RICHMOND (AP) — Virginia will receive up to $60 million from the federal government to replace its punch-card and mechanical-lever voting machines and upgrade other election procedures.
Punch-card ballots were at the center of the 2000 presidential election fiasco in Florida, which prompted last year’s Congress to appropriate $3.9 billion to help states replace the machines and make other improvements.
Virginia received its first $5 million installment two weeks ago and an additional $6.8 million is expected by the end of this month, said Jean R. Jensen, secretary of the State Board of Elections.
Miss Jensen made the remarks Thursday at a meeting of the Help America Vote Act advisory committee, a 50-member panel of registrars, voting officials and others she appointed to advise on how to implement the new federal law.
Based on a federal formula, Virginia will get $4,000 per machine to replace each of the 2,553 mechanical-lever machines and the 2,638 punch-card machines that in 2000 served 62 percent of the voting precincts in the state. Some localities already use optical-scan or touch-screen machines.
In addition to the $23 million for new machines, the state will receive $13 million to replace its statewide voter-registration computer system. Other money will go for training election officials, setting up a formal complaint procedure, hiring more staff and improving handicapped accessibility to voting booths.

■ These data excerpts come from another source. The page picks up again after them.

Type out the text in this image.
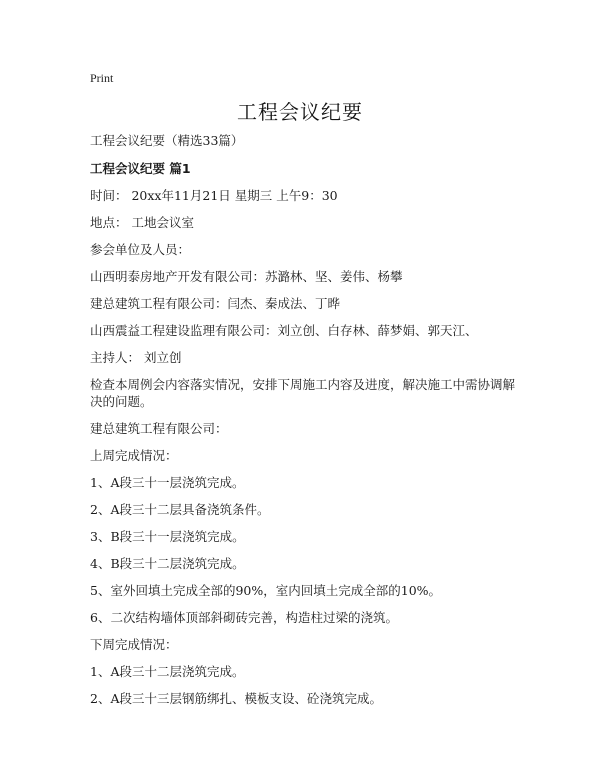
Print
工程会议纪要
工程会议纪要（精选33篇）
工程会议纪要 篇1
时间： 20xx年11月21日 星期三 上午9：30
地点： 工地会议室
参会单位及人员：
山西明泰房地产开发有限公司：苏潞林、坚、姜伟、杨攀
建总建筑工程有限公司：闫杰、秦成法、丁晔
山西震益工程建设监理有限公司：刘立创、白存林、薛梦娟、郭天江、
主持人： 刘立创
检查本周例会内容落实情况，安排下周施工内容及进度，解决施工中需协调解决的问题。
建总建筑工程有限公司：
上周完成情况：
1、A段三十一层浇筑完成。
2、A段三十二层具备浇筑条件。
3、B段三十一层浇筑完成。
4、B段三十二层浇筑完成。
5、室外回填土完成全部的90%，室内回填土完成全部的10%。
6、二次结构墙体顶部斜砌砖完善，构造柱过梁的浇筑。
下周完成情况：
1、A段三十二层浇筑完成。
2、A段三十三层钢筋绑扎、模板支设、砼浇筑完成。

Virginia officials hope to have the new machines by Jan. 1, 2006, in time for congressional elections and a U.S. Senate election.
Because of the influx of federal money, manufacturers are offering a number of new voting machines. Seven types of machines are authorized in Virginia, and the state board will consider adding five more this summer.
Traditionally, local governments have paid for new voting machines.